Bir toplumun şiddet tarihine ışık tuttuğu için başlı başına sarsıcı olan bu kitap, Han Kang’ın meseleye çocukların ve kadınların gözünden bakması ile gücünü artırmıştır.
Kitapta birbirinden bağımsız ancak bir o kadar bağlantılı altı tane öykü yer almaktadır. Öykülerin anlatıcıları bu ayaklanma günlerine şahitlik etmiş, arkadaşı öldürülmüş, ölmüş, işkence görmüş kişilerdir. İlk bölümde protestolar sırasında kaybettiği arkadaşını arayan bir çocuğun gözünden bakıyoruz meseleye; ilerleyen sayfalarda arkadaşının öldürülmüş olduğunu öğrenip, ölü bir çocuğun gözünden bakıyoruz. Örnekleri çoğaltılabilecek bu aktörler aracılığıyla yazar insanoğlunun acımasızlığının bir sınırı olmadığına, bu şiddetin kişisel ya da toplumsal değil; evrensel olduğuna dikkat çekiyor. Ve bunu yaparken o kadar cesur bir dil kullanıyor ki, okur olarak uzunca bir süre akıldan çıkmayacak, insan olmaktan utandıran sahneler zihnimize kazınıyor.
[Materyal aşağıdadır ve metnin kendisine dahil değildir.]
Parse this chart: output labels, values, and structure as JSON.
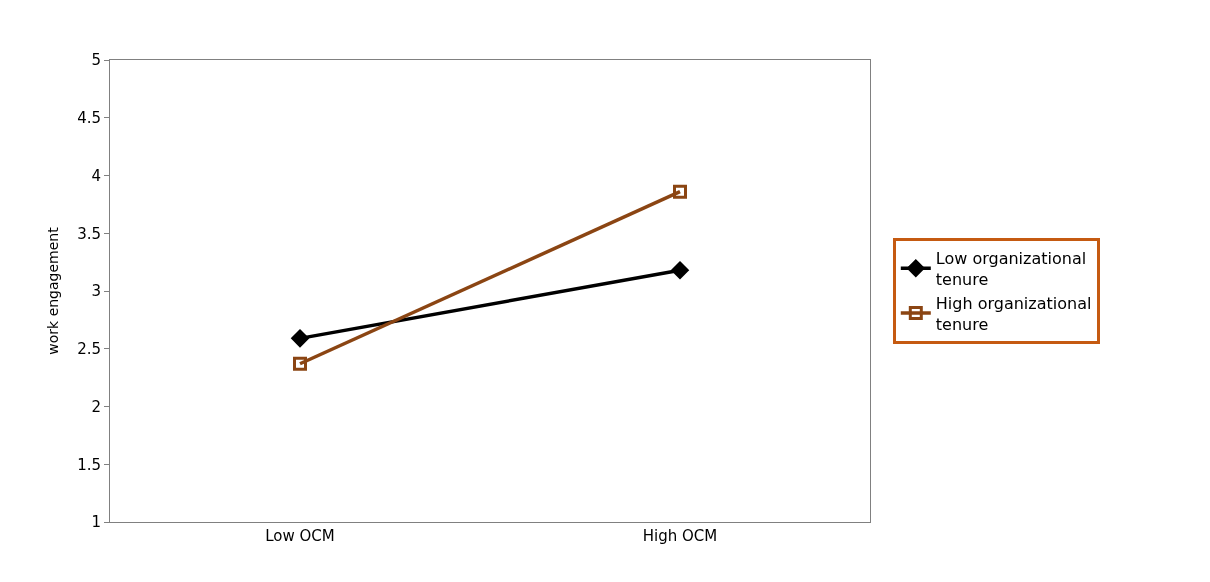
{
  "chart_data": {
    "type": "line",
    "ylabel": "work engagement",
    "categories": [
      "Low OCM",
      "High OCM"
    ],
    "series": [
      {
        "name": "Low organizational tenure",
        "color": "#000000",
        "marker": "diamond",
        "values": [
          2.59,
          3.18
        ]
      },
      {
        "name": "High organizational tenure",
        "color": "#8b4513",
        "marker": "square",
        "values": [
          2.37,
          3.86
        ]
      }
    ],
    "ylim": [
      1,
      5
    ],
    "yticks": [
      1,
      1.5,
      2,
      2.5,
      3,
      3.5,
      4,
      4.5,
      5
    ],
    "legend": "right",
    "line_style": "solid"
  }
}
Sonuç olarak Çocuk Geliyor, çok güçlü, zor ve şiddetli, bir o kadar da kan dondurucu gerçeklikte bir metin.
Kitaptan altı çizilenler…
“İnsanoğlu özünde acımasız bir varlık mıdır? Bizler sadece evrensel tecrübeleri mi yaşıyoruz? Sadece yüce bir varlık olduğumuz yanılgısıyla yaşıyoruz hepsi bu; her an bir hiç olan böcek, hayvan, irin, iltihap kümesine dönüşebilir miyiz acaba? Hakarete uğrayıp, mahvedilip öldürülmek, tarihte defalarca kez tekrarlanan bütün bunlar insanoğlunun kaçınılmaz kaderi mi acaba?” Sf.103
VEDA ETMİYORUM
Han Kang’ın Güney Kore tarihini mercek altına alarak; devlet eliyle işlenen ve uzun yıllar sümen altı edilmiş bir katliamı tüm açıklığıyla deşifre ettiği romanda, üç ana karakterden Jeju katliamı aktarılır.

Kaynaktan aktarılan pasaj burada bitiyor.